One longtime FDA observer, not authorized to speak on the issue, argued that the Woodcock move makes sense at a time when FDA is struggling — and under intense public pressure over its handling of infant formula safety issues — because she is a “seasoned crisis manager, who is experience working with HHS, the White House, and Congress.”
“Right now, FDA needs to handle infant formula problems and figure out whether there are other smoking guns, at the same time there is a vacuum in food safety leadership,” the person said. “Right now, there isn’t time to straighten this out.”
And a former senior aide at FDA defended Woodcock’s record, saying that she was known for “efficiency and fairness” in her work at the Center for Drug Evaluation and Research and that it’s “unreasonable to say in 40 years of public service there should not be one questionable call. Show me a private sector executive with a record like that.”
The frustration with the lack of leadership on food at FDA has been brewing for years — and outside groups are now openly calling for a shakeup.
Last month, a broad coalition of food industry, consumer, health and state groups sent a letter to Califf urging a reorganization of the agency’s food program in response to POLITICO’s investigation. The letter was signed by groups like the Center for Science in the Public Interest, Environmental Working Group, Consumer Brands Association and American Frozen Food Institute — a mix of interests that don’t often work together. The groups said they were “troubled by the recent Politico reporting of serious problems in the FDA food program’s organizational structure, governance and performance.”
“Many throughout the consumer community and food industry have observed such problems and are concerned about their impact on the well-being of both consumers and industry,” they wrote. “All of us depend on the FDA to perform its regulatory role effectively, efficiently and transparently. And every American wants to have confidence in FDA’s ability to do that. We fear public confidence is in jeopardy.”
Steven Mandernach, who leads the Association of Food and Drug Officials, a group that represents state inspectors and others, publicly aired his frustration with the decentralized decision-making structure at the Food Safety Summit in Chicago last week.
“As I have had conversations across the food safety community, we were hearing a consistent theme: ‘We need an empowered, expert food safety leader at FDA with direct authority over the key components of the foods program,’” Mandernach said, according to prepared remarks.
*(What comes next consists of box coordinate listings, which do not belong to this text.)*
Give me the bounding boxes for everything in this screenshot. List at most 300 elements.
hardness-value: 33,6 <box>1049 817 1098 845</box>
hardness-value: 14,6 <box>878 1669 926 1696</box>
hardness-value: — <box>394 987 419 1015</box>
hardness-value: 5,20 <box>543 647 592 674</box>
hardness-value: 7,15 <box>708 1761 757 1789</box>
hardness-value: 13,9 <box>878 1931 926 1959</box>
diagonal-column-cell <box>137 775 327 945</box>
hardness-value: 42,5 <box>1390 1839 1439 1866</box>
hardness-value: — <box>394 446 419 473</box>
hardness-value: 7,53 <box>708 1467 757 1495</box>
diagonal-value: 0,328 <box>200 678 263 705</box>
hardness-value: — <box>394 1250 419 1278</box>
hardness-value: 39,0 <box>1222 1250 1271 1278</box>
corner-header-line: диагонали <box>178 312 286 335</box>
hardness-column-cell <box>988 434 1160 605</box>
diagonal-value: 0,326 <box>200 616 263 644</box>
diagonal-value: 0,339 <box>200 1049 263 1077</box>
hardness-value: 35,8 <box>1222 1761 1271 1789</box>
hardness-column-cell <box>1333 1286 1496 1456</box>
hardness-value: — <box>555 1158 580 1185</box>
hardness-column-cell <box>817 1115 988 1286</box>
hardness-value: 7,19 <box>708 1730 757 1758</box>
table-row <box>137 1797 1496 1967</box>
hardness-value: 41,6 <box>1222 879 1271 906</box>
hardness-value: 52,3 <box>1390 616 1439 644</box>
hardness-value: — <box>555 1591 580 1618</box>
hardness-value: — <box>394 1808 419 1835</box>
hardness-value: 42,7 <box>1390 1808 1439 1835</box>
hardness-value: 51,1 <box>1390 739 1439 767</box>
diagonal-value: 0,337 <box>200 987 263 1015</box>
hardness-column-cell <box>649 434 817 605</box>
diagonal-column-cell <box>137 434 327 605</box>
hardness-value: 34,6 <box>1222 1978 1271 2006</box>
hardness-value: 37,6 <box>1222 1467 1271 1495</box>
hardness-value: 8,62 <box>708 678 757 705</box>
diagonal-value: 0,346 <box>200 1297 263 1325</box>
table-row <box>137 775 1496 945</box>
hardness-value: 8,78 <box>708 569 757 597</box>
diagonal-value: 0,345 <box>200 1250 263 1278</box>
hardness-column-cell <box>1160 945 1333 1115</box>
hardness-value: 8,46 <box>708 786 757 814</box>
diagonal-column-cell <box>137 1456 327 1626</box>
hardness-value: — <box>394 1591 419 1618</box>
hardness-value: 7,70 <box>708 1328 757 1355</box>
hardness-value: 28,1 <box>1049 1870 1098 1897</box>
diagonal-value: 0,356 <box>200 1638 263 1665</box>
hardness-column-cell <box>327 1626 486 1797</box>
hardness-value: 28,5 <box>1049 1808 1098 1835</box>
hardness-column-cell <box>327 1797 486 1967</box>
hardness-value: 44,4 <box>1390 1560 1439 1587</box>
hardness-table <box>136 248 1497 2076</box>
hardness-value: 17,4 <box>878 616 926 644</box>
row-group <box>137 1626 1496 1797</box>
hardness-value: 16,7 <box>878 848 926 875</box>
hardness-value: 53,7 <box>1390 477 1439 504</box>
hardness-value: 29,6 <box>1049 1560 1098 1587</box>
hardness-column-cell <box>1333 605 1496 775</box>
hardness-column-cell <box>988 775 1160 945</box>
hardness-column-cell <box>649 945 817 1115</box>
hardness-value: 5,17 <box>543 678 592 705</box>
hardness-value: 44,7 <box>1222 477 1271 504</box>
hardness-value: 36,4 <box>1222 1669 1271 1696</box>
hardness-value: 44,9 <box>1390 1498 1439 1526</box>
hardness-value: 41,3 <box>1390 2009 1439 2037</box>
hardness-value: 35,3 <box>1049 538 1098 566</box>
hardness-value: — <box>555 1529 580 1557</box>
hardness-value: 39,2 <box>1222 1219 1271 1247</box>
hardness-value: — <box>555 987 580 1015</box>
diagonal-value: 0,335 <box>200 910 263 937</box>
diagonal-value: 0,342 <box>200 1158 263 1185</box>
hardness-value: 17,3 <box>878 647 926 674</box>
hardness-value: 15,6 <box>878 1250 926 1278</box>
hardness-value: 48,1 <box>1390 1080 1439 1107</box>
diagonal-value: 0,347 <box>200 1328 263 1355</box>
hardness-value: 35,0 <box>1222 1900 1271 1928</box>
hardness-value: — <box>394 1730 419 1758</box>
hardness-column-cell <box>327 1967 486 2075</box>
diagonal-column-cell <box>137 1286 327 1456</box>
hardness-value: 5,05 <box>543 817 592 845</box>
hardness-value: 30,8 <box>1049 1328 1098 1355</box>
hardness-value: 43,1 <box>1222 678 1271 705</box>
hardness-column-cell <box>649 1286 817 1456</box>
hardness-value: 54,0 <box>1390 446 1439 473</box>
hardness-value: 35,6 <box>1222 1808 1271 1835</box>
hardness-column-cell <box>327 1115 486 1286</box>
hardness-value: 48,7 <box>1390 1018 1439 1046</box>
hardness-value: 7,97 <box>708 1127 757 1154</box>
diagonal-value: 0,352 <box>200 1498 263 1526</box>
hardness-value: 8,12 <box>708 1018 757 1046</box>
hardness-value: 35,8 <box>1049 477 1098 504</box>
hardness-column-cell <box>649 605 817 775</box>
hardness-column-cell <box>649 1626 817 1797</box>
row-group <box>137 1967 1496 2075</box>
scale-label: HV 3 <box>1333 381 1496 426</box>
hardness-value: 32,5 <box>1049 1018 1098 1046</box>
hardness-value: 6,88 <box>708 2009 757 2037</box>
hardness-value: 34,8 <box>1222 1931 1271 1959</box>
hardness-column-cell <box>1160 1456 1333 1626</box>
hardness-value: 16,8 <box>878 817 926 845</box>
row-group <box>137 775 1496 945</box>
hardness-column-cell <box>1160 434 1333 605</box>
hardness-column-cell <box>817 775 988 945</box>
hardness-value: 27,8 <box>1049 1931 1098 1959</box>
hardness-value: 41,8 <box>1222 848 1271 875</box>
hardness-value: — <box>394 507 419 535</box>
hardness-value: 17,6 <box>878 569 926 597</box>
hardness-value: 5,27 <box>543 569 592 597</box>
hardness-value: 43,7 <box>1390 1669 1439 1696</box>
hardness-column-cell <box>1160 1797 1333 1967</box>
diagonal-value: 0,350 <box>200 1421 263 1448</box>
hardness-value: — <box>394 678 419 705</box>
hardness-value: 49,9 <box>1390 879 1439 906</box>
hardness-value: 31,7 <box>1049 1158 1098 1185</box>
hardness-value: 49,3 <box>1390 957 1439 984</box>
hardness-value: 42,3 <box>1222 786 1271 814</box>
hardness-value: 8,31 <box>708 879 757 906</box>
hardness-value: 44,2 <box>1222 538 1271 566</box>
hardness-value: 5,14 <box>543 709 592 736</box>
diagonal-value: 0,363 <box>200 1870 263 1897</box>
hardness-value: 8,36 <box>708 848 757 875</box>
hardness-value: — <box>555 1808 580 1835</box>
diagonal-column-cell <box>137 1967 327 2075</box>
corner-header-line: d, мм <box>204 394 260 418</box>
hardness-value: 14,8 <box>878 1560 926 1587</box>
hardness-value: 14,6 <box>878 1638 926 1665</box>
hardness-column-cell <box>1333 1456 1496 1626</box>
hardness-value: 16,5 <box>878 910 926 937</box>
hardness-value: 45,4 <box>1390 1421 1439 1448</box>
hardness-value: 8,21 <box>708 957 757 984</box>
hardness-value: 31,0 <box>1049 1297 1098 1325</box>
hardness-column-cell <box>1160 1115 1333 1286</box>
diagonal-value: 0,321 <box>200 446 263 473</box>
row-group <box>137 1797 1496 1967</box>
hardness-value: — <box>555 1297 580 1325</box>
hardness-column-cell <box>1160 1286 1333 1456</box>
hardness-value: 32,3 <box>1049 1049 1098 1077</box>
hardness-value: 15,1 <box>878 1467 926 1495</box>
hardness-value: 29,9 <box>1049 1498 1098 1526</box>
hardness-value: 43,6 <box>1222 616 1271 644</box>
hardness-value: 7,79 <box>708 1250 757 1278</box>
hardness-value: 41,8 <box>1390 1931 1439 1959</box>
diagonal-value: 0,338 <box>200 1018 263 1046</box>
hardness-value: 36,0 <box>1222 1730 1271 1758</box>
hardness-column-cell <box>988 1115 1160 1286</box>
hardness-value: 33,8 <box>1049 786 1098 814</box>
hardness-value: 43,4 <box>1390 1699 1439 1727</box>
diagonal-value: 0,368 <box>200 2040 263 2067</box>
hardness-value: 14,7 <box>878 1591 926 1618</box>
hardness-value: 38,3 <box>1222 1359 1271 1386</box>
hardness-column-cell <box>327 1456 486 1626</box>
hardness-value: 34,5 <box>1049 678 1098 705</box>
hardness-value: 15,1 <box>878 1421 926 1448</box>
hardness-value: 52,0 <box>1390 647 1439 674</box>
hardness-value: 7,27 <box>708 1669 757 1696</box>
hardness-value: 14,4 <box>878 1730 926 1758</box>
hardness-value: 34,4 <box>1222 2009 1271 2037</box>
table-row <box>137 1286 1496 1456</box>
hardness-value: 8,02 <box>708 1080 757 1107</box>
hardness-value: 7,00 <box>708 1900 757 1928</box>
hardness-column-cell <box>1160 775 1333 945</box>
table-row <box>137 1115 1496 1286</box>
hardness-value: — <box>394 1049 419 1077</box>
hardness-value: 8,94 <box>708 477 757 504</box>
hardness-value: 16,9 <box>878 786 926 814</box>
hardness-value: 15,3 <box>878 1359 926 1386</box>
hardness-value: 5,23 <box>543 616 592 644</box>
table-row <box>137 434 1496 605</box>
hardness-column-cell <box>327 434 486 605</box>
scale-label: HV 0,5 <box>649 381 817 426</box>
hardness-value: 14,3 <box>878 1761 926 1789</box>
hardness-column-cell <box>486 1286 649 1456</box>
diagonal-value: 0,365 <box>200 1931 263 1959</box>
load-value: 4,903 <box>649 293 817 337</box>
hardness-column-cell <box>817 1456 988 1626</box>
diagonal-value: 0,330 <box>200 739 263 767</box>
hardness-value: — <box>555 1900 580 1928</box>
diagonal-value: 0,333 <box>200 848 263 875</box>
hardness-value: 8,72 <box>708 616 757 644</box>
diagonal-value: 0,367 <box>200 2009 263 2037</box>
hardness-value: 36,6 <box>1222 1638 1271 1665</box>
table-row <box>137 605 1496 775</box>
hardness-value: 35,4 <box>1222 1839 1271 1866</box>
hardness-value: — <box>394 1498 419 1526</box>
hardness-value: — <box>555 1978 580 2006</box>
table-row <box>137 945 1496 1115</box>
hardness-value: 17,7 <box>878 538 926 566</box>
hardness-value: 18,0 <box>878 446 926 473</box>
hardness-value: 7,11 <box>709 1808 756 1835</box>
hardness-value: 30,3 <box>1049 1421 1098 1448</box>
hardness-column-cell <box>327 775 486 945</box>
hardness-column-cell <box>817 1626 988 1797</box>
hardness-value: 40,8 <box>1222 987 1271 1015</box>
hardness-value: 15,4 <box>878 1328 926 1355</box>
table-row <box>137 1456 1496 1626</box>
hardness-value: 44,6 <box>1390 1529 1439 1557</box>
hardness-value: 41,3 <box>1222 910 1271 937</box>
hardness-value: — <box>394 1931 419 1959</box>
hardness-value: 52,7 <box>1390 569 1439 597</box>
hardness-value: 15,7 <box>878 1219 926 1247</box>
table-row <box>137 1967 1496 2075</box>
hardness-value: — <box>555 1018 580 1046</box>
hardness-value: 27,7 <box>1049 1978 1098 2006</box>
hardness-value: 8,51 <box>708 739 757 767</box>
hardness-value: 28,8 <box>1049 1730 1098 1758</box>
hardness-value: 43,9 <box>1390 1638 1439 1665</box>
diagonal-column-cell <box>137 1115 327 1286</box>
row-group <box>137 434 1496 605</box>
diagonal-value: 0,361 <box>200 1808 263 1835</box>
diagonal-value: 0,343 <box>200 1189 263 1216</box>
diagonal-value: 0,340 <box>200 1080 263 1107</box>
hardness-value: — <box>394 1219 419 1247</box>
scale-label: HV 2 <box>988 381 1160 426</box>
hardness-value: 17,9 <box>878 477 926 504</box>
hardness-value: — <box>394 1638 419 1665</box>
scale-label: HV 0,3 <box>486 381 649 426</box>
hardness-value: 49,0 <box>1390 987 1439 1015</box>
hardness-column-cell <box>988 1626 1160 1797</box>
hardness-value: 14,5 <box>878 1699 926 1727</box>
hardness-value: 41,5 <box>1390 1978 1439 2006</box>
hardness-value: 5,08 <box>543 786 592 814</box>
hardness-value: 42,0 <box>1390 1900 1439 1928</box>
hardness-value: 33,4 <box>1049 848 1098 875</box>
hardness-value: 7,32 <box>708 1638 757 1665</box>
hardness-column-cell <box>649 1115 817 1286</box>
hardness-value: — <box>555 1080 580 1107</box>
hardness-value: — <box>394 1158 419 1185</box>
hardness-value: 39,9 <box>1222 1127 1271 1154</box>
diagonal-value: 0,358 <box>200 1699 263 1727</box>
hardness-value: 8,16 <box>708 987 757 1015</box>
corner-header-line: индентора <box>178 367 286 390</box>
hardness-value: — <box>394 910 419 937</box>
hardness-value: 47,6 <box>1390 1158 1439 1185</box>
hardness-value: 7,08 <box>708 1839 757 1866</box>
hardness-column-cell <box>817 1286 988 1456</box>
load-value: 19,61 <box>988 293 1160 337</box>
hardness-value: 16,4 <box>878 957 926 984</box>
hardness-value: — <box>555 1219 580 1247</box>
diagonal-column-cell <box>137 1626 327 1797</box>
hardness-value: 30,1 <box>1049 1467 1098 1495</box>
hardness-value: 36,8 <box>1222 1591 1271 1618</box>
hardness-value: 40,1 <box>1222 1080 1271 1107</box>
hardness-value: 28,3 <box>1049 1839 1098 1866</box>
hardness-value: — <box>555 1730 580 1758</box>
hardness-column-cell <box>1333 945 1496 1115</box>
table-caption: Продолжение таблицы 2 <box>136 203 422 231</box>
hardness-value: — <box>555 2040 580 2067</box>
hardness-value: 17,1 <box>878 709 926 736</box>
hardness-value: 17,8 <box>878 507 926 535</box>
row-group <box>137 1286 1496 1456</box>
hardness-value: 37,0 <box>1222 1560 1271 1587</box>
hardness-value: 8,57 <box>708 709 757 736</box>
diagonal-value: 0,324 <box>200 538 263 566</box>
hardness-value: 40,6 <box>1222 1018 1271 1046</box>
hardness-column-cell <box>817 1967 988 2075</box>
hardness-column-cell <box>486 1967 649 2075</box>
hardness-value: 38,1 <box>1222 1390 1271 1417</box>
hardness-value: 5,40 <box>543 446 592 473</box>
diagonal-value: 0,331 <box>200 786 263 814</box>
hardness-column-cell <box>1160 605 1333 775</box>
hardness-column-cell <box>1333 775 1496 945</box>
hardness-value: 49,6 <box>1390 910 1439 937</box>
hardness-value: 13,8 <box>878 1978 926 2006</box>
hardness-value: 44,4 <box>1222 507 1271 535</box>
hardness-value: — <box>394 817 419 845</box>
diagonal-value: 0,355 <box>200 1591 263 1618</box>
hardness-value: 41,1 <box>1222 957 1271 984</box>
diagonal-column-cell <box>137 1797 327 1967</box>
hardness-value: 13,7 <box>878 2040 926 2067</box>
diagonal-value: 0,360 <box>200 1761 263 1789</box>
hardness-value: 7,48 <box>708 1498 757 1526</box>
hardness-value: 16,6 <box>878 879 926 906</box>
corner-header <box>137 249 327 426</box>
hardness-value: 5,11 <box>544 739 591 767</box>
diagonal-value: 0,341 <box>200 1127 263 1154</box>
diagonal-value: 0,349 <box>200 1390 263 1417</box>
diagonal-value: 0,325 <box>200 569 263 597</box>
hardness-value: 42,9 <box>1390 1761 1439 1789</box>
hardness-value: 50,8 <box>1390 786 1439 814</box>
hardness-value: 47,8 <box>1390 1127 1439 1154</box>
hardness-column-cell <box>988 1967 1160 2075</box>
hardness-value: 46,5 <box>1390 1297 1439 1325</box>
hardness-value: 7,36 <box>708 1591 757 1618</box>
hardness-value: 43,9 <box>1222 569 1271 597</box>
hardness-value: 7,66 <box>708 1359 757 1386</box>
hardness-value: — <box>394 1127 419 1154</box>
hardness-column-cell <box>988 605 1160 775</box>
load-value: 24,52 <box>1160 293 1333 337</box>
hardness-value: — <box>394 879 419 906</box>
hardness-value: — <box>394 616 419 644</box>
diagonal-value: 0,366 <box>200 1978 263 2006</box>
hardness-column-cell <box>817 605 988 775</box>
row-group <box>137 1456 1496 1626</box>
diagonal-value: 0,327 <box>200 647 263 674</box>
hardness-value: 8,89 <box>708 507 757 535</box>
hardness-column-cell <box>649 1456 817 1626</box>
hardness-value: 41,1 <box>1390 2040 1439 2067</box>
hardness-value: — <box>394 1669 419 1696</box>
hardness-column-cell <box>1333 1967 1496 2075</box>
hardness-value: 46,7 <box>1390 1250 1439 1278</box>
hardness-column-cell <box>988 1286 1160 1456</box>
Mandernach noted that food safety leaders have “great confidence” in Frank Yiannas, the deputy commissioner for food policy and response, but he doesn’t have the same authority that was granted former deputy commissioners for foods and veterinary medicine — a post that was eliminated in a Trump administration reorganization at the agency. Instead, Mandernach said, Yiannis “is a leader among equals,” on par with the director of the Center for Food Safety and Applied Nutrition, Susan Mayne, and the associate commissioner with regulatory affairs, which oversees all food and drug inspections. All three positions report directly to the FDA commissioner, a decentralized structure that “results in slow decision-making, limits coordination across the functional areas, and inconsistent approaches or silos which reduce effectiveness,” he said.